An AFP count showed that the number of coronavirus vaccines worldwide exceeded 200 million worldwide, as affluent G7 countries promised more than double aid to support access for the underprivileged.
With 45 percent of the injections so far among the wealthy club – which makes up just ten percent of the world’s population – the G7 said on Friday that its support for projects such as the World Health Organization’s Covax now amounts to $ 7.5 billion.
The growing promises of the US, Germany, France, Britain, Italy, Japan and Canada came when a permanent member of the UN Security Council, Britain, showed a draft resolution to other countries on the global body, calling on rich countries to share doses with poor and war-torn states.
According to AFP, the text emphasizes the need for solidarity, fairness and efficiency and is donated to donate vaccine doses from developed economies to low- and middle-income countries and other countries in need.
Meanwhile, Russia has continued its own vaccination program, saying 120,000 doses of its third authorized coronavirus vaccine, CoviVac, will reach humans by March, in the footsteps of the Sputnik V and EpiVacCorona shots.
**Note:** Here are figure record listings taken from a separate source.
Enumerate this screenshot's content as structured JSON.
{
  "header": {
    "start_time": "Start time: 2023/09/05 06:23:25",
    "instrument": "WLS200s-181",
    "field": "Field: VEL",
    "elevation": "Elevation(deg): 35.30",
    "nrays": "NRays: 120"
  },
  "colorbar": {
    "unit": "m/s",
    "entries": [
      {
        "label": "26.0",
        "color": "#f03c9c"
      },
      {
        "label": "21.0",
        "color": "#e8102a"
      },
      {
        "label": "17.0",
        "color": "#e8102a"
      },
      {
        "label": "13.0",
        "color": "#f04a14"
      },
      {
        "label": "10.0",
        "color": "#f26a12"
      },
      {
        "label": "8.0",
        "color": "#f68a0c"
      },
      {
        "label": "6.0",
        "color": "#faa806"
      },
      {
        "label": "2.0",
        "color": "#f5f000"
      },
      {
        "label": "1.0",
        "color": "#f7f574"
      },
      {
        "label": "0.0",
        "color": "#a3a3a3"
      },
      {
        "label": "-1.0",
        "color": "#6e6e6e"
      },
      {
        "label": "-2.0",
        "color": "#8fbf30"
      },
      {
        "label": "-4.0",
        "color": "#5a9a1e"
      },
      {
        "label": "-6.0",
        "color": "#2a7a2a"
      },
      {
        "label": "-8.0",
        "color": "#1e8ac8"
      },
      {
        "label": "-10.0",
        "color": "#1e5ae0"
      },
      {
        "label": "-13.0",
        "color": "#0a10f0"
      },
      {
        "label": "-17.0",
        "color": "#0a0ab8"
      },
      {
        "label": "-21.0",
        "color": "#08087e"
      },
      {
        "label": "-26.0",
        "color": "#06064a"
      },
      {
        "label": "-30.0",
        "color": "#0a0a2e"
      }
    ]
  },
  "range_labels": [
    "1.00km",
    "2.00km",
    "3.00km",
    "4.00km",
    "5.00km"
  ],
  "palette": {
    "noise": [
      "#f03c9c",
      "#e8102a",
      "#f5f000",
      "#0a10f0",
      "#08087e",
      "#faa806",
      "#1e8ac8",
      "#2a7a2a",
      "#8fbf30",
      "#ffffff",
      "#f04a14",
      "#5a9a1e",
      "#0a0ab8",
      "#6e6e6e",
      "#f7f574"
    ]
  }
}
The new vaccine, which was still in the final phase of clinical trials, was manufactured by the state-run Chumakov Center in Moscow and uses a different development method than Sputnik and EpiVacCorona, with an inactive virus.
“Today, Russia is the only country in which there are already three vaccines to prevent Covid infection,” said Prime Minister Mikhail Mishustin.
And New Zealand has launched the Director-General of Health, Ashley Bloomfield, called a ‘small but important step in a long voyage’, by pushing high-risk citizens’ ships and those from overseas return, launch with border and quarantine workers.
Neighboring Australia starts its own scheme on Monday.
– Jump in the row –
In Argentina, Health Minister Gines Gonzalez Garci resigned late Friday after it emerged he had helped friends leave the queue for vaccine shots.
President Alberto Fernandez has asked him to quit after a 71-year-old journalist, Horacio Verbitsky, announced on the radio that his long-standing friendship with the minister had helped him to be vaccinated in his office in front of the general public.
Local media reported that other people close to the government were also vaccinated at the Ministry of Health.
In Romania, the government has pushed the country’s thousands of homeless on the priority list for vaccines and put them on an equal footing with the elderly and chronically ill, reaching 300 in the first days of the ride.
“These people are one of those most exposed to the risk of infection. It is difficult for most of them to follow infection control measures,” Health Minister Andrei Baciu told AFP.
Although countries are moving forward with vaccinations, the death toll is soaring, with an AFP count reaching more than 2.45 million worldwide by 1100 GMT on Saturday, with nearly 111 million cases.
– ‘How we beat the pandemic’ –
Despite the still worrying figures, it could be an uphill battle to get vaccinated because skepticism remains entrenched.
US President Joe Biden on Friday reassured people that the shots were safe when he visited a Pfizer factory in Michigan.
‘Please take the vaccine for you, your family, your community, this country, if it’s your turn and it’s available. That’s how we beat this pandemic, ‘he said.
And because vaccines should not reach the majority of people almost everywhere, countries are still using known methods to limit infections.
Senegal’s government said on Saturday it would extend another month from 9pm to 5pm, which was first introduced in early January in the capital Dakar and the West Thies region.
Meanwhile, French health minister Olivier Veran said he had asked a local official to harden an evening clock in the southeastern city of Nice and the surrounding Alpes-Maritimes department, or even in a “partial or complete exclusion” to return.